March 19, 2000|By Rachel Eisler

WHEN YOU READ about a school shooting, it's safe to assume the perpetrator was a boy. And that may be the most tragic given of all.

That all of the school shootings have been perpetrated by boys isn't surprising. But what is surprising is our society's deadly double assumption that both boys' aggression and guns are somehow inevitabilities of American culture.

We actively neglect boys by assuming that their aggressive behavior is a "natural" male prerogative because in so doing, we give ourselves permission to be passive adults in the face of their actions.

The boy who wields the gun is also a victim of American society's cumulative accepting of ambivalence about aggression, of our inability to provide and value alternative models of behavior.

Plaintively, people argue that, since license, registration and driving tests are required for car ownership, so shouldn't we require the same for guns? Yet even in this analogy, we are grasping retroactively at a reasonableness that seems almost surreal in its sanity.

No Dan'l Boone dream

We have been asleep and are only now waking up from a coonskin-hatted Daniel Boone dream of boys stalking deer in some nostalgic wilderness of the Second Amendment.

It seems no coincidence that, as instances of gun violence in suburban, predominantly white schools have escalated, more books have been written about the need to raise responsible, responsive boys and at the same time, how boys' needs are not being met.

Yet more often than not, what galvanizes people (white people) to indignation, including this writer, is the demographic of white boys shooting guns in the "secure" havens of schools, not the gang violence of urban turf wars. It comes to be the final measure of something spun awry in this sick mix of boys and guns, that as a white woman, I don't question black male violence with the same degree of outrage and loss. My race-based fatalism is, in its own way, part of the larger problem I am describing.

How do you change something that seems so intractable and connected? One way is to aggressively challenge that very assumption of "naturalness" and inevitability for urban black boys and suburban white boys alike.

When Martin Luther King Jr. dreamed and demanded an egalitarian America, he could do so only by actively imagining an alternative, insisting that it must be realized because the cost of denying it would be too great.
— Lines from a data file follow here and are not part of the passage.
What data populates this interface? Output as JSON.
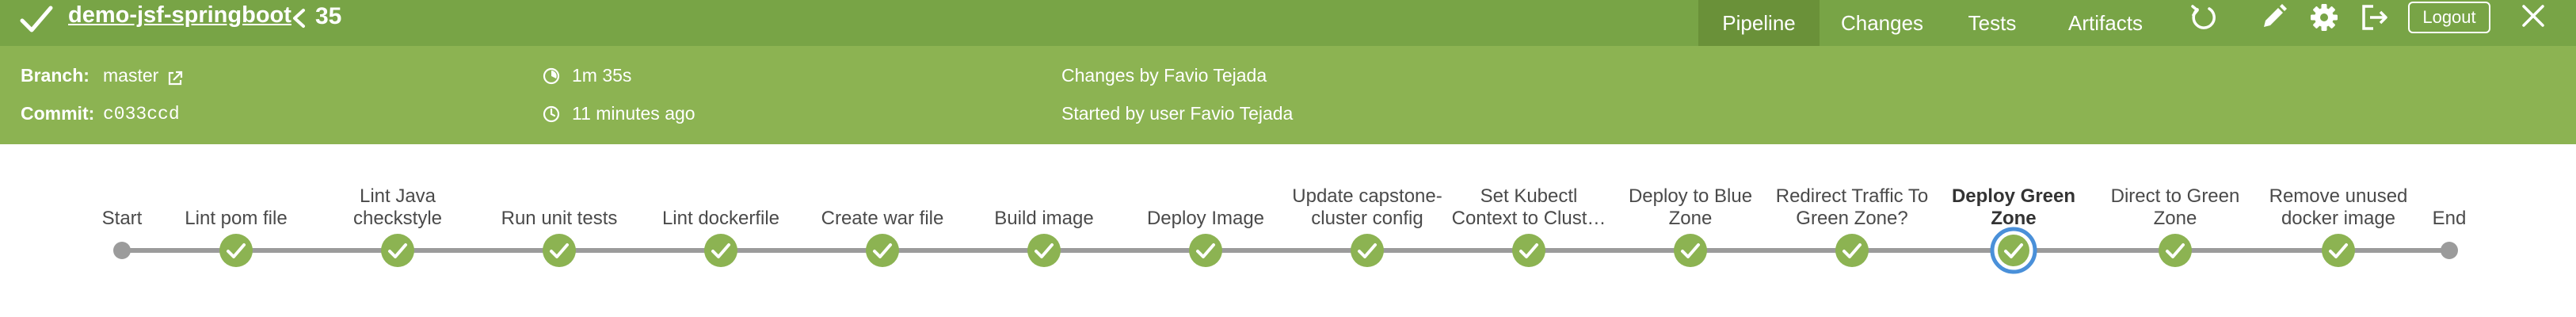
{
  "header": {
    "job_name": "demo-jsf-springboot",
    "run_number": "35",
    "tabs": [
      {
        "label": "Pipeline",
        "active": true
      },
      {
        "label": "Changes",
        "active": false
      },
      {
        "label": "Tests",
        "active": false
      },
      {
        "label": "Artifacts",
        "active": false
      }
    ],
    "tools": [
      "rerun-icon",
      "edit-icon",
      "gear-icon",
      "exit-icon"
    ],
    "logout_label": "Logout",
    "status": "success",
    "colors": {
      "topbar": "#78a446",
      "metabar": "#8cb352",
      "success": "#8cb352",
      "selected": "#4a90d9"
    }
  },
  "meta": {
    "branch_label": "Branch:",
    "branch_value": "master",
    "commit_label": "Commit:",
    "commit_value": "c033ccd",
    "duration": "1m 35s",
    "ago": "11 minutes ago",
    "changes_by": "Changes by Favio Tejada",
    "started_by": "Started by user Favio Tejada"
  },
  "pipeline": {
    "stages": [
      {
        "label": "Start",
        "status": "start"
      },
      {
        "label": "Lint pom file",
        "status": "success"
      },
      {
        "label": "Lint Java checkstyle",
        "status": "success"
      },
      {
        "label": "Run unit tests",
        "status": "success"
      },
      {
        "label": "Lint dockerfile",
        "status": "success"
      },
      {
        "label": "Create war file",
        "status": "success"
      },
      {
        "label": "Build image",
        "status": "success"
      },
      {
        "label": "Deploy Image",
        "status": "success"
      },
      {
        "label": "Update capstone-cluster config",
        "status": "success"
      },
      {
        "label": "Set Kubectl Context to Clust…",
        "status": "success"
      },
      {
        "label": "Deploy to Blue Zone",
        "status": "success"
      },
      {
        "label": "Redirect Traffic To Green Zone?",
        "status": "success"
      },
      {
        "label": "Deploy Green Zone",
        "status": "success",
        "selected": true
      },
      {
        "label": "Direct to Green Zone",
        "status": "success"
      },
      {
        "label": "Remove unused docker image",
        "status": "success"
      },
      {
        "label": "End",
        "status": "end"
      }
    ]
  }
}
When Rosa Parks refused to sit at the back of the bus, she rejected the daily personal humiliations of the segregated status quo and demanded an alternative reality. Both of these are models of radical action that we as parents, teachers and citizens need to emulate to combat gun violence.

Robbed of strength?

But however much we may talk in the wake of these shootings about wanting to sensitize boys, of their hidden, volatile fragility, our other lurking all-too-American fear is that, if we did sensitize them, we would somehow deprive them of some essential strength by requiring them to abide by the same standards of civility and sensitivity that we expect of girls.

Perhaps in some warped way, we secretly imagine that cultivating boys is a zero-sum game -- that if we add to the "snips and snails and puppy dog tails" something essential would be lost -- as if enlarging our expectations of them would necessarily diminish or deprive them. Until we accept that these shootings are and will continue to be a direct measure of the cost of perpetuating a deadly, divisive double standard for girls and boys, for boys of every class and color, nothing will change.

Unless we reject the status quo that deprives boys of an essential part of their humanity, and supplies them with the only weapons they think they need, these shootings will continue.

Rachel Eisler is chair of the English department at Bryn Mawr School.